The answer is a bit of both, though Oberst mostly lived up to his billing as an incisive if somewhat precious performer. He did little grandstanding at the Agora, coming off as polite and gracious.
Maybe this was a reflection of the material he was playing. Bright Eyes focused almost solely on Digital Ash in a Digital Urn, the more electronic, less political half of the two albums he recently released simultaneously.
Though it's a fine record in its own right, the disc has suffered in comparison with its more austere and immediately affecting counterpart, I'm Wide Awake, It's Morning. Sure, Urn can seem a bit busy and overstuffed at first, with layers of chimes, Wurlitzer, theremin, and synth battling for space in the mix, like siblings fighting for seconds at the dinner table.
But live, on a big stage with a nine-piece backing band, the songs unfurled slowly and elegantly. Their heft, while sometimes overwhelming on disc, was much better suited to a big concert hall, where the sweeping songs had room to breathe. A pair of giant video screens at the back of the stage projected visuals of mountaintops and panoramic skies worthy of Koyaanisqatsi, highlighting the wide-open feel of the music.
Through it all, Oberst was careful not to interrupt the mood with too much banter. He didn't even seem to get irritated at all the catcalls for chestnuts from his back catalogue. "This song is old at heart. You've just heard it more recently than some of the other songs," he explained to a particularly adamant fan hollering for older material.
The crowd seemed wholly engrossed in the show from start to finish. Young girls shrilly declared their love between every song. They were eyed up and down by boys dressed in white belts and thrift-store ties, attempting to ape Oberst's disheveled fashion sense, though they came closer to Avril Lavigne's.
Oberst smiled in between sips of beer and drags from a cigarette. Only occasionally did he attempt to explain the meaning of his symphonic tunes. "This song is about personal freedom, which is evaporating real quick in the country where you live," he said at one point, his only comment so politically pointed.
For the most part, Oberst seemed to trust the crowd to figure it out on their own, which is the most promising sign yet that he may eventually live up to his billing as a musician with the potential for lasting resonance.
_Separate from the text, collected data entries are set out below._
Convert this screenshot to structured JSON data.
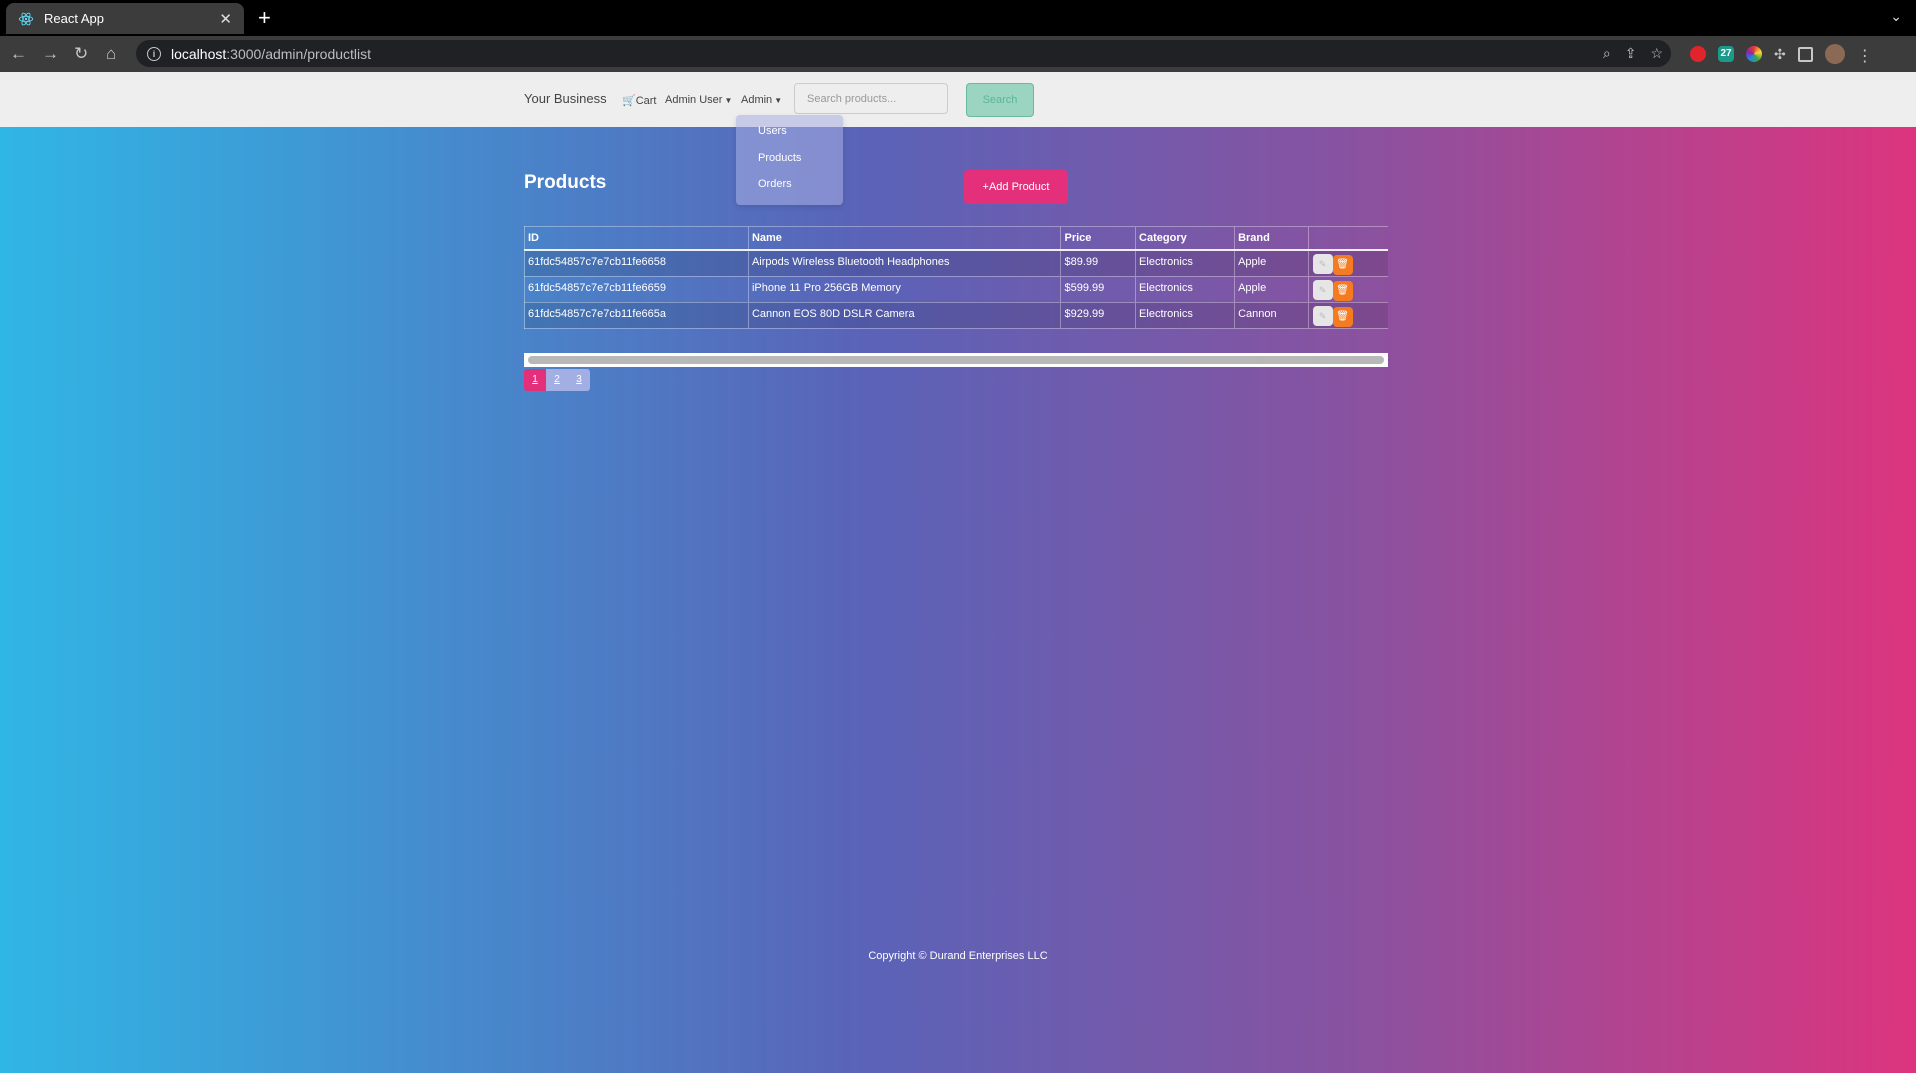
{
  "browser": {
    "tab_title": "React App",
    "url_host": "localhost",
    "url_path": ":3000/admin/productlist",
    "extension_badge": "27"
  },
  "navbar": {
    "brand": "Your Business",
    "cart": "Cart",
    "user_menu": "Admin User",
    "admin_menu": "Admin",
    "search_placeholder": "Search products...",
    "search_button": "Search"
  },
  "admin_dropdown": {
    "items": [
      {
        "label": "Users"
      },
      {
        "label": "Products"
      },
      {
        "label": "Orders"
      }
    ]
  },
  "main": {
    "title": "Products",
    "add_button": "+Add Product"
  },
  "table": {
    "headers": [
      "ID",
      "Name",
      "Price",
      "Category",
      "Brand",
      ""
    ],
    "rows": [
      {
        "id": "61fdc54857c7e7cb11fe6658",
        "name": "Airpods Wireless Bluetooth Headphones",
        "price": "$89.99",
        "category": "Electronics",
        "brand": "Apple"
      },
      {
        "id": "61fdc54857c7e7cb11fe6659",
        "name": "iPhone 11 Pro 256GB Memory",
        "price": "$599.99",
        "category": "Electronics",
        "brand": "Apple"
      },
      {
        "id": "61fdc54857c7e7cb11fe665a",
        "name": "Cannon EOS 80D DSLR Camera",
        "price": "$929.99",
        "category": "Electronics",
        "brand": "Cannon"
      }
    ]
  },
  "pagination": {
    "pages": [
      "1",
      "2",
      "3"
    ],
    "active": "1"
  },
  "footer": {
    "text": "Copyright © Durand Enterprises LLC"
  },
  "colors": {
    "accent_pink": "#e4307a",
    "delete_orange": "#f57b22",
    "search_green": "#9bd4c0",
    "gradient_start": "#30b6e4",
    "gradient_end": "#dd347e"
  }
}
It's hard to enjoin the masses to think for themselves while spoon-feeding them your politics, which is how Oberst has undermined himself in the past.
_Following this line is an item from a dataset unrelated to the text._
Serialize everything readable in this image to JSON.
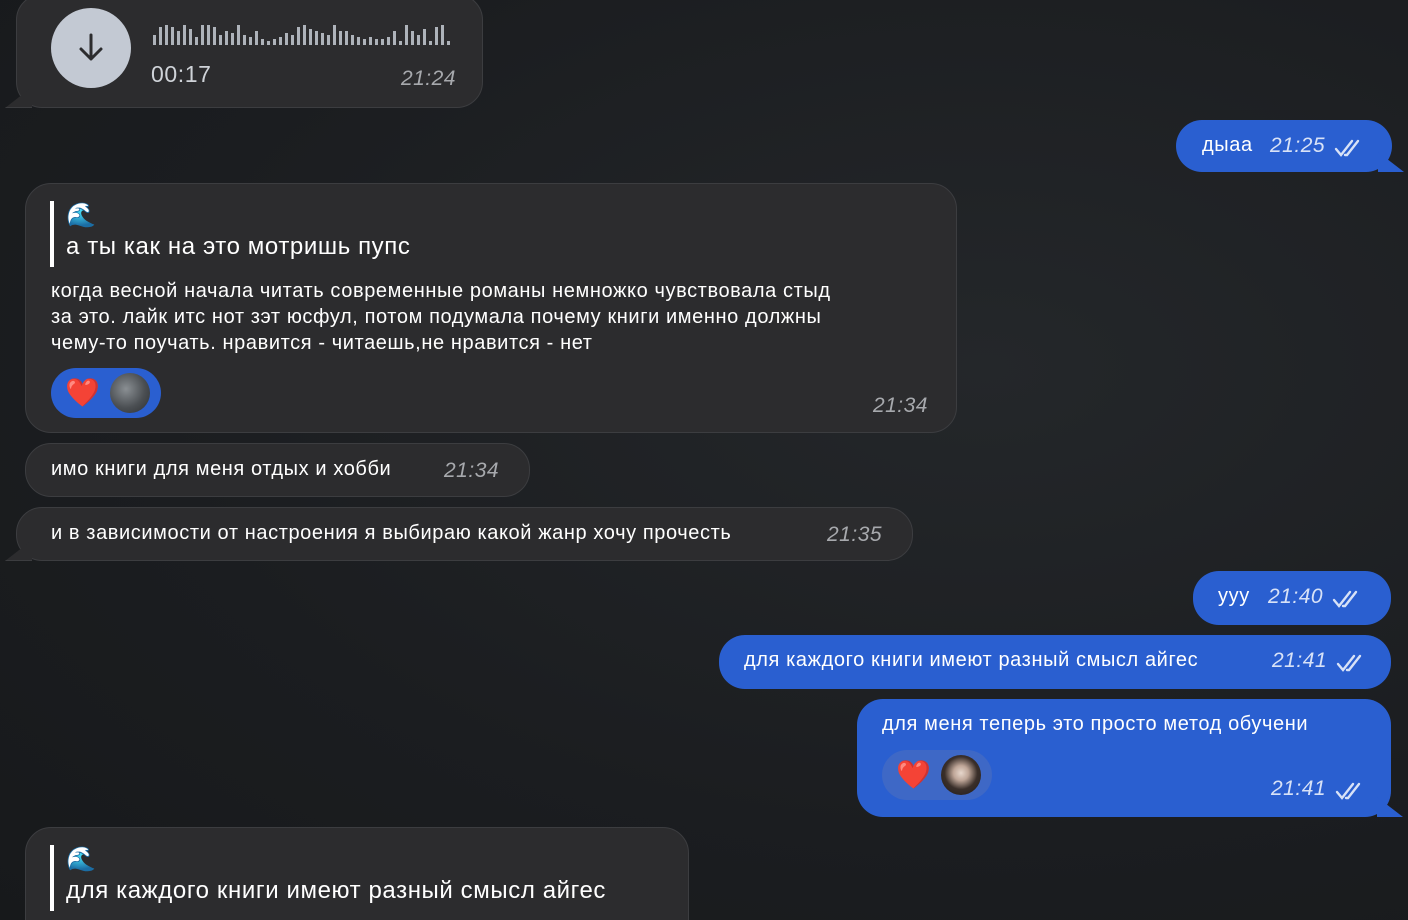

Besides, Oberst is still finding his way as an Artist With Something to Say. He's occasionally given to clunky lines like "I think I need a parachute/'Cause I'm falling in love with you." It's better for him to leave his songs open-ended -- fans may find more meaning in the music than he himself can articulate.
When the concert came to a close after a quick, two-song encore, Oberst exited the stage without saying a word. It was better that way.